Go ahead and build advanced systems to progress but pay heed to the other side of the coin too. Thankfully, tech experts are coming up with solutions to counter the problem of ‘evolved’ crimes. UOB in collaboration with the Singaporean bank has widened the application of the new AI-based anti-money laundering technology (AML). The most impressive and useful feature of this technology is that it can help to identify suspicious transactions.
According to the sources, UOB has crafted this technology in such a manner that it can go one step further and give a clue about the chain parties involved in certain financial fraudulent undertakings. The technology as UOB says works by using two AML risk dimensions that is name screening and transaction monitoring to track an average of more than 5700 suspicious transactions monthly.
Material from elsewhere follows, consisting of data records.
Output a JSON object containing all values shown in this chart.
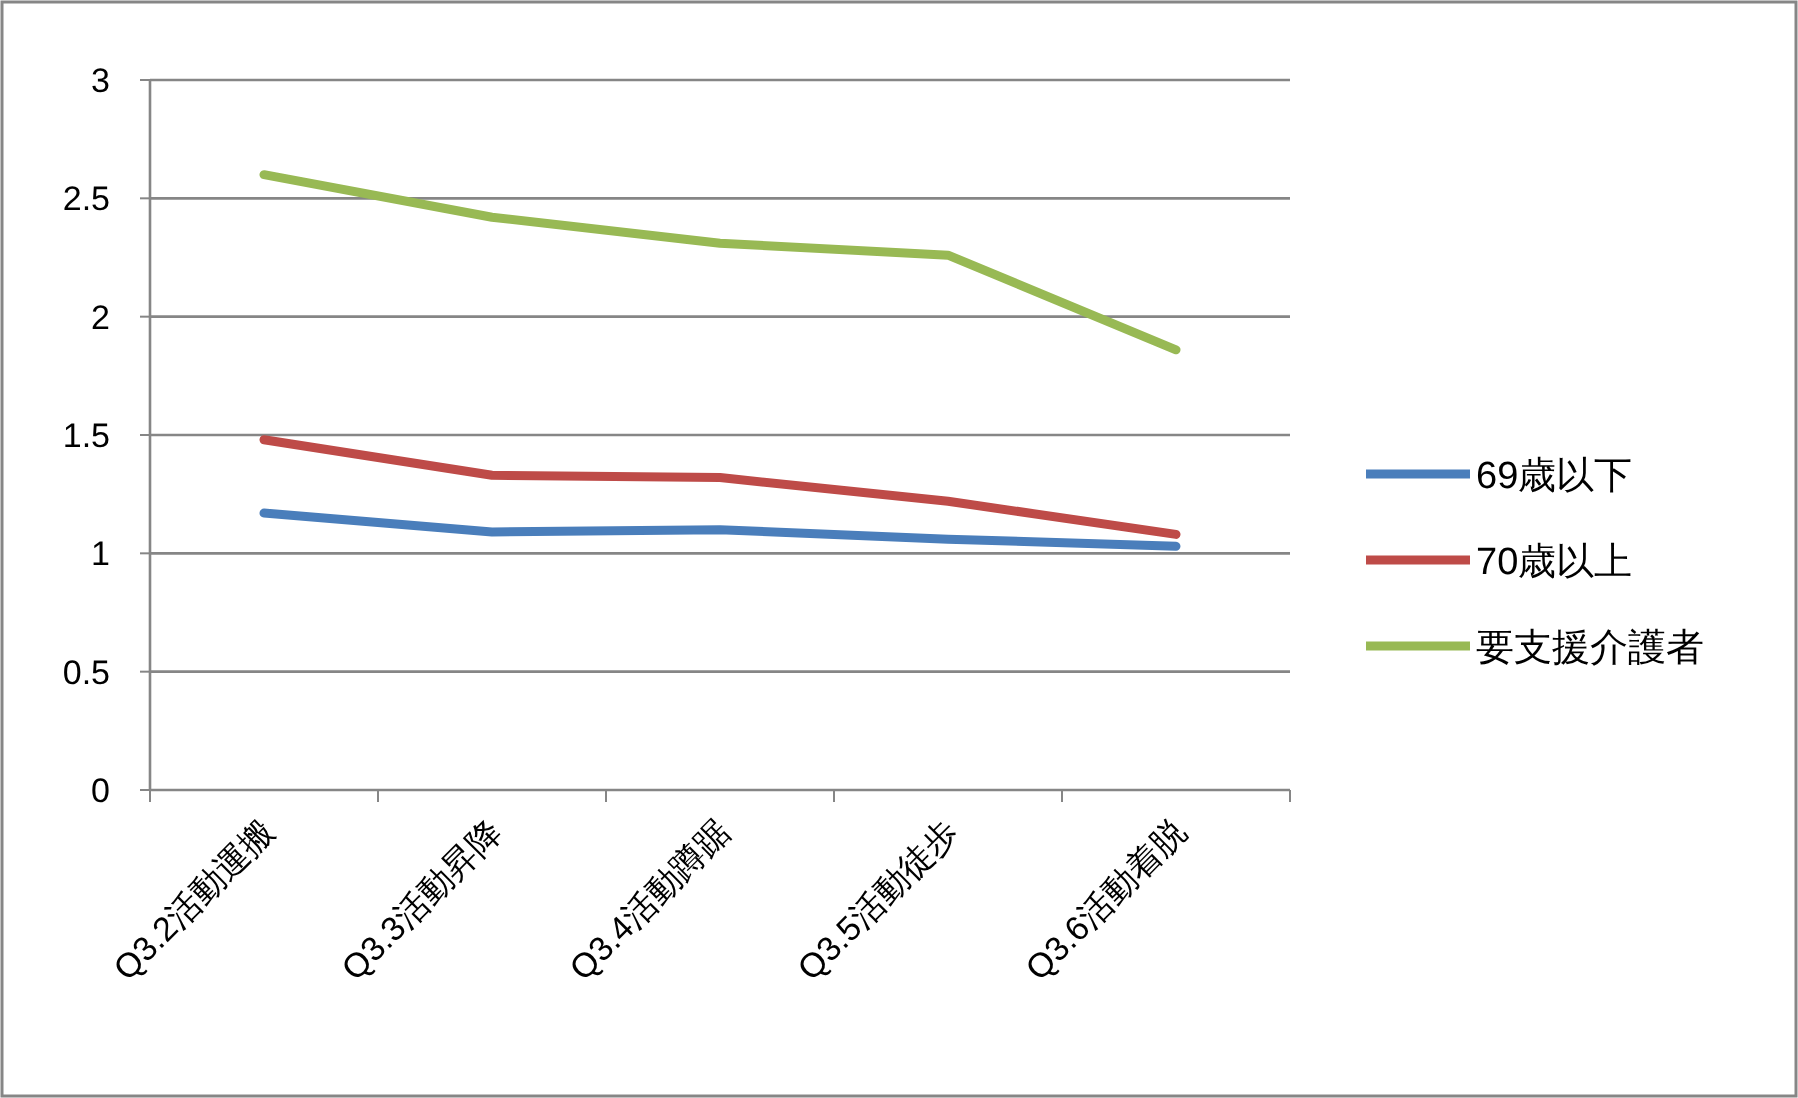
{
  "chart_data": {
    "type": "line",
    "categories": [
      "Q3.2活動運搬",
      "Q3.3活動昇降",
      "Q3.4活動蹲踞",
      "Q3.5活動徒歩",
      "Q3.6活動着脱"
    ],
    "ylim": [
      0,
      3
    ],
    "yticks": [
      0,
      0.5,
      1,
      1.5,
      2,
      2.5,
      3
    ],
    "grid": "y",
    "legend": "right",
    "marker": "none",
    "line_style": "solid",
    "series": [
      {
        "name": "69歳以下",
        "color": "#4a7ebb",
        "values": [
          1.17,
          1.09,
          1.1,
          1.06,
          1.03
        ]
      },
      {
        "name": "70歳以上",
        "color": "#be4b48",
        "values": [
          1.48,
          1.33,
          1.32,
          1.22,
          1.08
        ]
      },
      {
        "name": "要支援介護者",
        "color": "#98b954",
        "values": [
          2.6,
          2.42,
          2.31,
          2.26,
          1.86
        ]
      }
    ]
  }
}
The AI system first picks out suspicious transactional activities followed by a thorough investigation under the bank’s compliance officer. After the relevant investigation has been carried out, the report of the case is referred to the concerned authorities to cease the criminal activities as early as possible.
The technology has been quite fruitful in delivering results as the positive prediction rate stands at 96% especially in terms of the most suspicious cases demanding immediate and detailed inquiries. In fact, criminals can be deceptive and pose as customers. Fortunately, the system is also efficient enough to filter details of 60,000 accounts to decide whether the global regulatory watch lists have them on their hit list.
The way forward from here is as UOB puts it is to increase the computational powers and machine learning of the system so that the detection capacities are upgraded over time. It can be achieved successfully as the model adjusts itself according to the transactional activities, customer behavioral patterns, and profiles.